• Health
  • medicine

Doctors Tried Transplants Using Diseased Organs. One Year Later, the Recipients Are Still Disease-Free

3 minute read

More than 90,000 people in the U.S. are waiting for a kidney transplant, and new research suggests an unusual approach may help cut down the list: using diseased kidneys.

In a new study published in the journal Annals of Internal Medicine, researchers gave 10 willing people, who were in need of a kidney transplant, kidneys that were infected with hepatitis-C, followed by medication known to clear the infection. All 10 remained free of the disease one year after their landmark transplants.

The trial, which occurred at Johns Hopkins University School of Medicine, is one of a few happening nationwide. Currently, hepatitis-C infected organs are discarded; about 500 kidneys are thrown away each year due to the infection. But in the last few years, several new and highly effective hepatitis-C drugs have been approved. The drugs have been shown to clear the disease up to 98% of the time.

So far, the same appears to be true when diseased organs are transplanted. At Johns Hopkins, researchers approached men and women over age 50 who had been on the waiting list for kidney transplants for an average of more than four months. None of the people had hepatitis C at the time. Ten people—with an average age of 71—agreed to be given hepatitis-C infected kidneys.

While they were waiting to receive the transplant, the doctors gave the recipients a dose of an oral pill containing grazoprevir/elbasvir, a drug combination sold under the brandname Zepatier. The men and women continued to take the pill daily for 12 weeks after the transplant. Three of the people also took another treatment called sofosbuvir (sold under the brandname Sovaldi, among others), to treat their specific strain of hepatitis-C.

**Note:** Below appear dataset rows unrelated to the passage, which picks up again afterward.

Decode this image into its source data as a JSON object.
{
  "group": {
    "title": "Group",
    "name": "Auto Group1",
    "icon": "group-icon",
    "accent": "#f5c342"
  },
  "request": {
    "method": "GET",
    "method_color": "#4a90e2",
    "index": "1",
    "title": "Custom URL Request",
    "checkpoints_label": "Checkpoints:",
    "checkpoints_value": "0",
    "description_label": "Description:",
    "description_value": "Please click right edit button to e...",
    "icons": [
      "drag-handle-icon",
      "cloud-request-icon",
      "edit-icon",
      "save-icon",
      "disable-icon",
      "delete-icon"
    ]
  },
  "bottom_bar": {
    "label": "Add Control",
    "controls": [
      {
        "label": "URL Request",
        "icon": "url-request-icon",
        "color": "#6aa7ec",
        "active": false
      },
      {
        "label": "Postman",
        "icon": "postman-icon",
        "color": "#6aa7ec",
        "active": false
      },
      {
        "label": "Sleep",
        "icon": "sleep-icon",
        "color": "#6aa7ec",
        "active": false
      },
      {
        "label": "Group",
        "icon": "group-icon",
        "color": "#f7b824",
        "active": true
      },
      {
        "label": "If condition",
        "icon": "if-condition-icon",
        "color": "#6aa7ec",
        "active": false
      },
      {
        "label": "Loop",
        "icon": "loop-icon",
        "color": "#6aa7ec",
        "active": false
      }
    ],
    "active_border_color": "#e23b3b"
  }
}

The researchers report that five of the transplant recipients never had detectable hepatitis C in their blood. The other people had low levels of the virus that went away within a week. None of the men and women showed any signs of having the disease, and at least a year later, everyone is still healthy. “In this era of organ shortages, it’s difficult to watch good organs get discarded,” said study author Dr. Christine Durand, an assistant professor of medicine at Johns Hopkins University School of Medicine in a statement about the trial. “This was a great opportunity to take a neglected public health resource and put it to good use.”

The opioid epidemic is one of the reasons why there are more potential donor organs infected with hepatitis-C now than in the past. Cases of hepatitis-C nearly tripled from 2010 to 2015, which experts say is due to the rise in injection-drug use.

Johns Hopkins is not the only hospital to test hepatitis C-infected organs for transplants. At Penn Medicine in Philadelphia, researchers are testing hepatitis-C infected hearts as well as kidneys for transplant. Every year about 1,000 donor hearts are thrown away due to the infection. At Penn, people are put on hepatitis-C drugs once the virus is detected in their blood.

“Young, otherwise healthy people are dying from a drug overdose,” Dr. David Goldberg, co-leader of the Penn study and an assistant professor of medicine and epidemiology in the Perelman School of Medicine at the University Pennsylvania told TIME in October. “There are a lot of potential donors.”

The Johns Hopkins researchers say more large-scale trials are needed to continue to test the effectiveness and safety of diseased organ transplants, including kidneys, hearts and livers.